I've recently enabled MFA within my organisation, but excluded the MFA Trusted IP ranges, that excludes both the private IP subnets on the local network and the public IP of the org.  So far, so good.

 

After enrolling, users are then no longer prompted for MFA on that device - but if, for example, I open an in-private tab in Edge and try to log into office.com I am being prompted for MFA.

 

This is unexpected, because I'm logging in from a trusted IP - I wouldn't have expected to get a prompt for MFA on either an in-private login on a device I'm already logged into, or any other device onto which I'm logging in for the first time (from that trusted location).

 

Is this expected behaviour, or is there a problem with the way I've set up the MFA exclusion?

 

Thanks a lot.

Robert

2 Replies
Have you checked if MFA is triggered by a CA policy? I normally look under sign-in logs.

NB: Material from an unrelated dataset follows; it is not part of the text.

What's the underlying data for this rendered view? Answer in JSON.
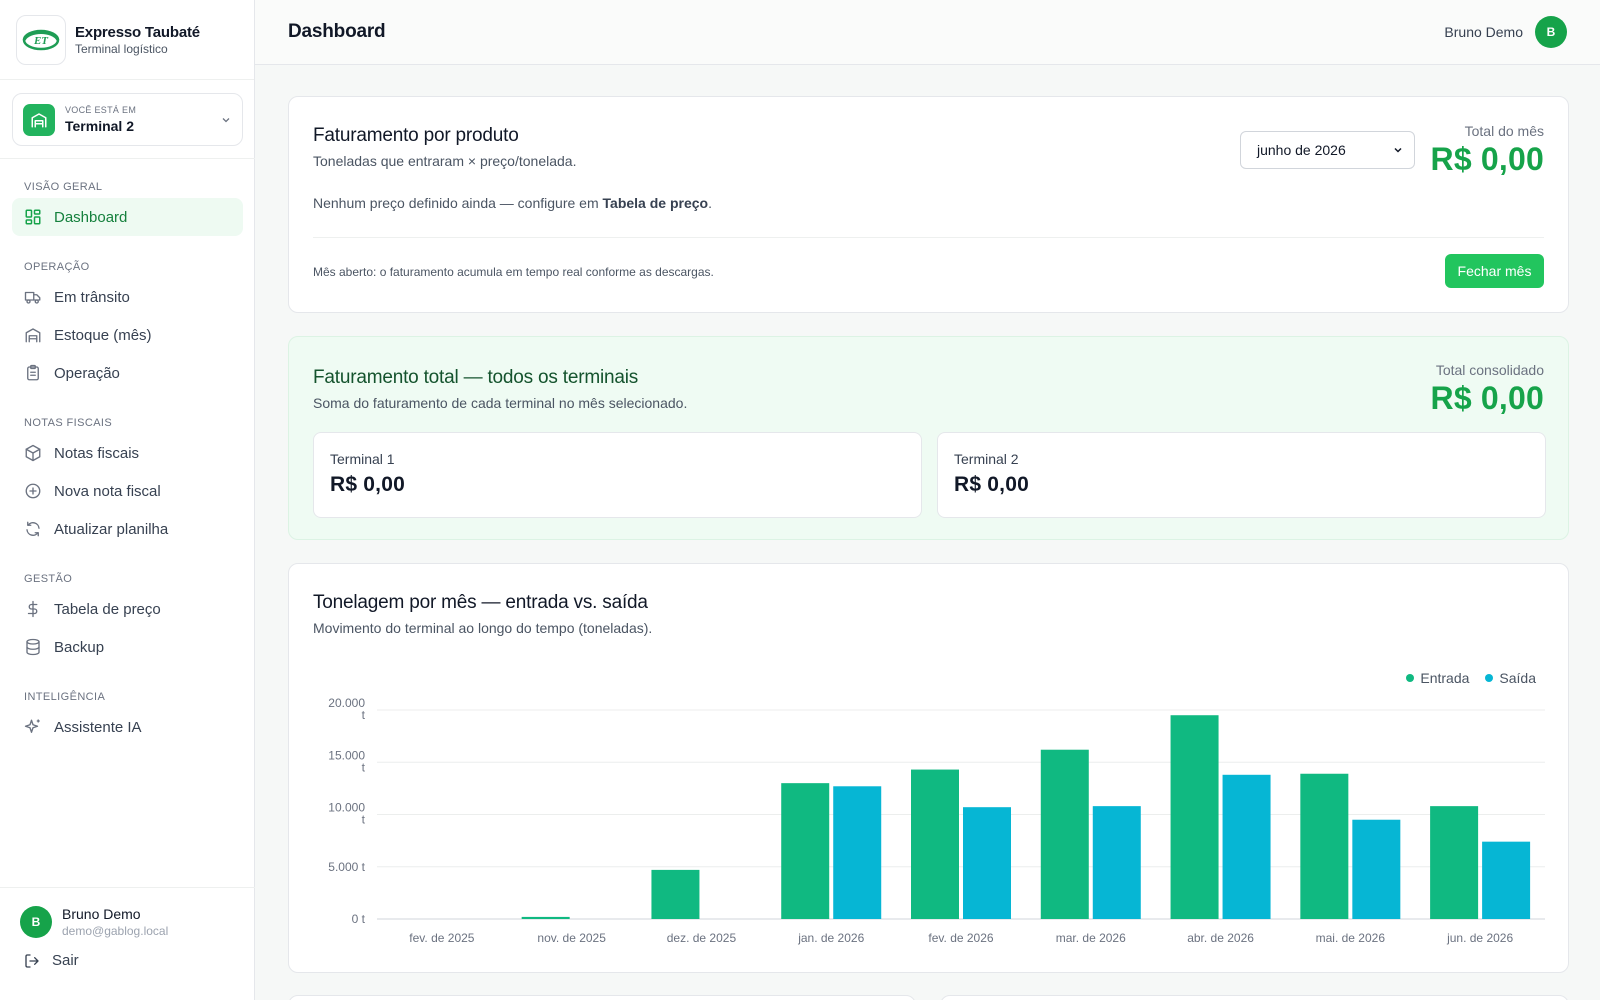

Do you have Identity protection policies configured by any chance? I recently blogged about it that may help here.https://rahuljindalmyit.blogspot.com/2022/03/using-conditional-access-to-enable.html
How is the windows sign in done? WHfB? To my opinion this is expected behavior in a inprivate mode.

Can you check the Azure AD sign-in logs in the CA tab?

I would never exclude corporate offices/subnets from MFA. I would always require MFA for all sign-ins. Try to migrate to Windows Hello for Business to make sign-ins protected by MFA and bring SSO to the next level.